C. Approval by the stockholders of the Company of a reorganization, merger, or consolidation, in each case, with respect to which all or substantially all the individuals and entities who were the respective beneficial owners of the common stock and voting securities of the Company immediately prior to such reorganization, merger, or consolidation do not, following such reorganization, merger, or consolidation, beneficially own, directly or indirectly, more than fifty percent (50%) of, respectively, the then outstanding shares of common stock and the combined voting power of the then outstanding voting securities entitled to vote generally in the election of directors, as the case may be, of the corporation resulting from such reorganization, merger, or consolidation, or a complete liquidation or dissolution of the Company or of the sale or other disposition of all or substantially all of the assets of the Company.
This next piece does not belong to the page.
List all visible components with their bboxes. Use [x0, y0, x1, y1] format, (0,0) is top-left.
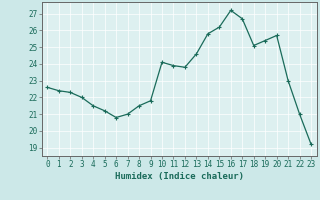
X-axis label: Humidex (Indice chaleur): Humidex (Indice chaleur)	[115, 172, 244, 181]
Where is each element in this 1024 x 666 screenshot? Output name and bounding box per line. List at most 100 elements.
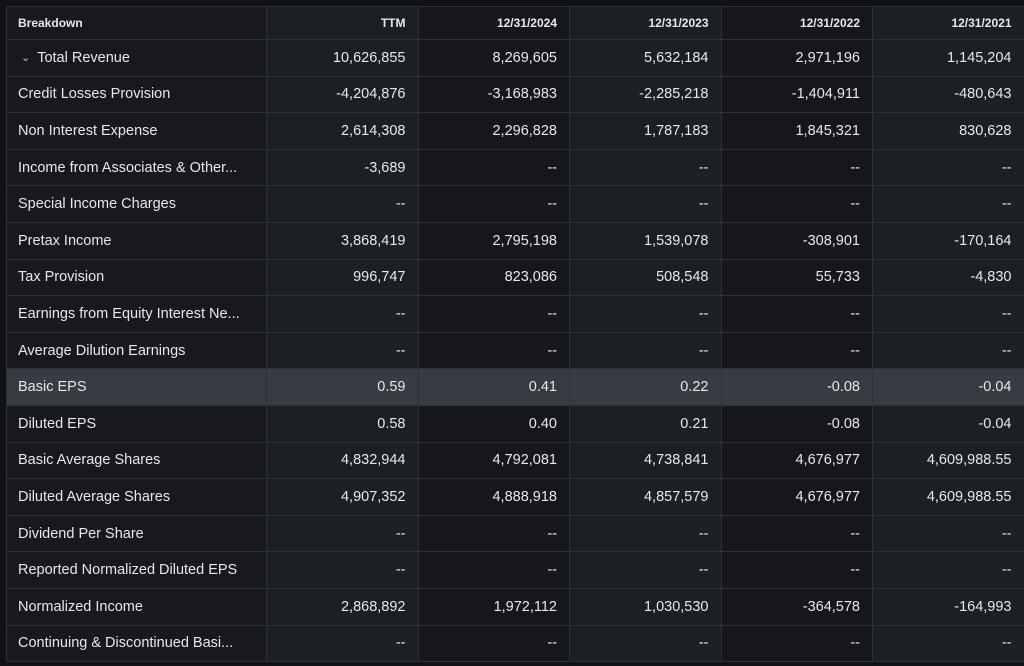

  • Termination at the Employer's Option. Notwithstanding any other provision of this Plan, the Employer may terminate this Plan at any time if the Committee, in its sole and absolute discretion, determines that any change in federal or state law, or judicial or administrative interpretation thereof, has materially affected the Employer's cost of providing the benefits otherwise payable under this Plan, or for any other reason whatsoever. Upon such termination, the sole amount payable to participant shall be a lump-sum payment, as soon as practicable after such termination, of the accumulated value of the deferral amount. For purposes of this Paragraph 21, the rate to be credited in the calculation of the accumulated value of the deferral amount shall be thirteen percent (13 %).

 

  • Successors; Change of Control. The terms and conditions of this Plan and Deferral Election shall inure to the benefit of and bind Walgreen Co., the participant, his successors, assigns, and personal representatives. If substantially all of the assets of the Employer are acquired by another corporation or entity or if the Employer is merged into, or consolidated with, another corporation or entity, then the obligations created hereunder shall be obligations of the successor corporations or entity. Further, if the employment of participant were to be terminated during a period of five (5) years following a Change of Control for reasons other than dishonest conduct, such termination shall be treated as retirement by participant after a period of continuous employment from January 1, 2002, for all purposes of this Plan except to the extent that such treatment would result in any payment made under this Plan being nondeductible by the Employer for federal income tax purposes by reason of Section 280G of the Internal Revenue Code of 1986, as amended. A payment shall only be deemed to be nondeductible for purposes of this Section 22 if the Employer provides the participant with an opinion of counsel reasonably acceptable to the participant to that effect.

  • Controlling Law. The Plan shall be construed in accordance with the laws of the state of Illinois.